More than 900 subpostmasters were wrongly prosecuted between 1999 and 2015 after faulty Horizon accounting software made it look as though money was missing from their accounts.
Hundreds are still awaiting compensation despite the previous government announcing that those who have had convictions quashed are eligible for £600,000 payouts.
‘I want justice and to be publicly vindicated,’ Mr Castleton told the BBC. He is seeking to have a civil action taken against him by the Post Office overturned or set aside. ‘I’d like to effectively have my day in court as well,’ he said.
Mr Castleton was sued by the Post Office for £25,000 it said was missing from his branch in Bridlington, East Yorkshire, in 2007. His two-year legal fight saw him declared bankrupt following legal costs of £321,000.
He said he had little faith in compensation schemes set up by the Post Office for wrongfully-convicted sub-postmasters.
According to the BBC, he instructed his solicitors to launch High Court proceedings against the Post Office and Fujitsu on Tuesday, seeking a multi-million pound sum in compensation over the original judgment against him being obtained by fraud.

Lee Castleton (pictured), from Bridlington, East Yorkshire, is the first individual to sue the two organisations in the wake of the controversy

Former post office workers Lee Castleton (left) and Noel Thomas celebrate outside the Royal Courts of Justice, London, after their convictions were overturned
‘Lee faced a David versus Goliath battle against the Post Office and we are fully ready to take this all the way to the high court should we need to,’ his lawyer Simon Goldberg, from Simons Muirhead Burton, told the BBC.
‘It was never about recovery of the sum of money – it was to make an example of Mr Castleton.’
Mr Goldberg also told the Telegraph: ‘He wants public vindication. He was crushed by the Post Office and he wants the acknowledgement by a court of law that he was innocent all the way along.
‘For Lee, he had to move towns, he had to leave his property, his job was gone forever, he was a pariah. So of course these claims are multi-million pound claims, because you’re starting again – they destroyed his life.’
His case came under the spotlight in January 2024 when it featured heavily in the ITV drama Mr Bates vs The Post Office. Mr Castleton was portrayed by actor Will Mellor in the successful drama.
He said the campaign had undergone ‘a complete turnaround’ after the drama aired, adding: ‘The whole of the nation seems like they’re very much behind us.’
Mr Castleton said there were still ‘highly pensioned, highly paid’ executives at the Post Office who needed to be held accountable for their role in the Horizon scandal.
He went on: ‘I hope that our fight, my fight, everyone’s fight, continues until something changes. I just don’t mean for our group, I mean for everybody. Society deserves so much better. We deserve proper justice – there’s nobody in this country that’s above the law.’

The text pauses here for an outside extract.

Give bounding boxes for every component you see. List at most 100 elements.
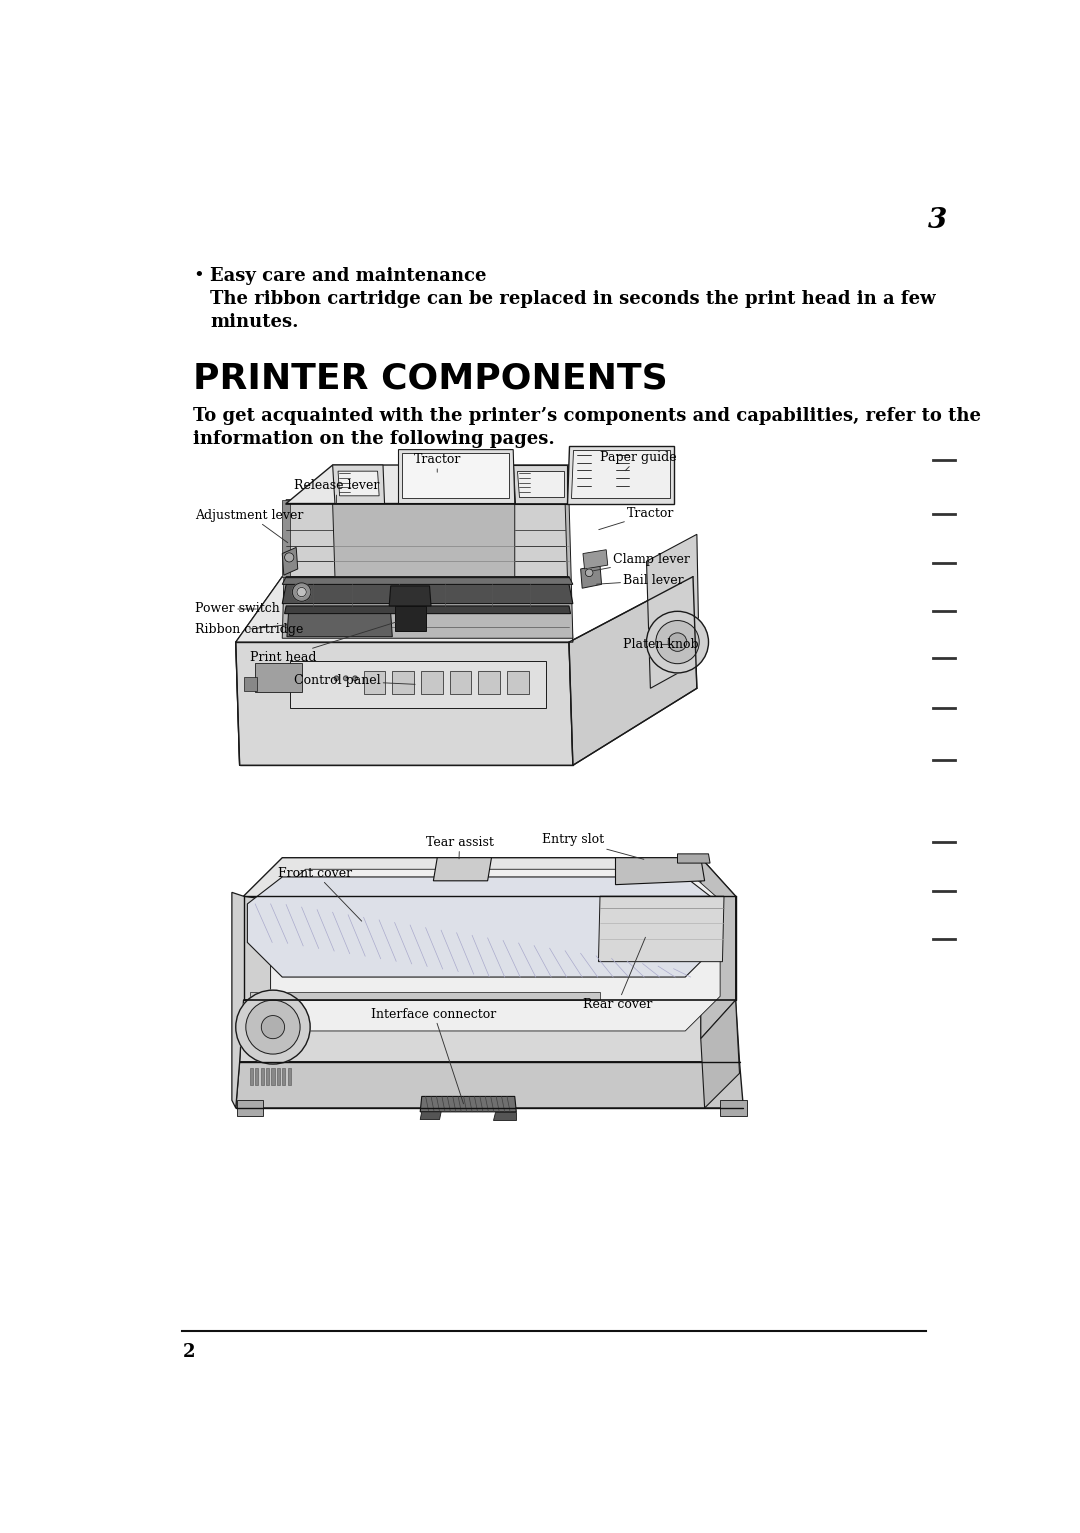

His case came under the spotlight in January 2024 when it featured heavily in the ITV drama Mr Bates (portrayed by Toby Jones, pictured above) vs The Post Office. Mr Castleton was portrayed by actor Will Mellor in the successful drama

Seema Misra has been made an OBE in the New Year Honours list, for services to Justice
Mr Castleton was one of four sub-postmasters who campaigned for justice for victims of the Post Office scandal to have been awarded OBEs in the New Years Honours.
Seema Misra, Chris Head and Jo Hamilton were given the honours alongside Mr Castleton after fellow campaigner Sir Alan Bates was knighted last year.
Mrs Misra was pregnant with her second child when she was convicted of theft and sent to jail in 2010 and had her baby while serving a prison sentence.
She was one of the hundreds of sub-postmasters who were accused of theft after faults in the Post Office’s Horizon IT system made it appear that money was missing from their branch accounts.
Mrs Misra ran a Post Office in West Byfleet, Surrey, but was suspended in 2008 and handed a 15-month prison sentence in November 2010, on her son’s 10th birthday, after she was wrongly accused of stealing £74,000.
She said the scandal was ‘ongoing’ and that many sub-postmasters were still waiting for compensation and ‘accountability’ from the Post Office.
She said she was ‘very honoured’ by the OBE, adding: ‘It will give more weight to the fight and we need to keep reminding people the scandal hasn’t been sorted out yet.
‘It’s one of the main reasons I accepted it – to remind people that the scandal hasn’t gone yet.’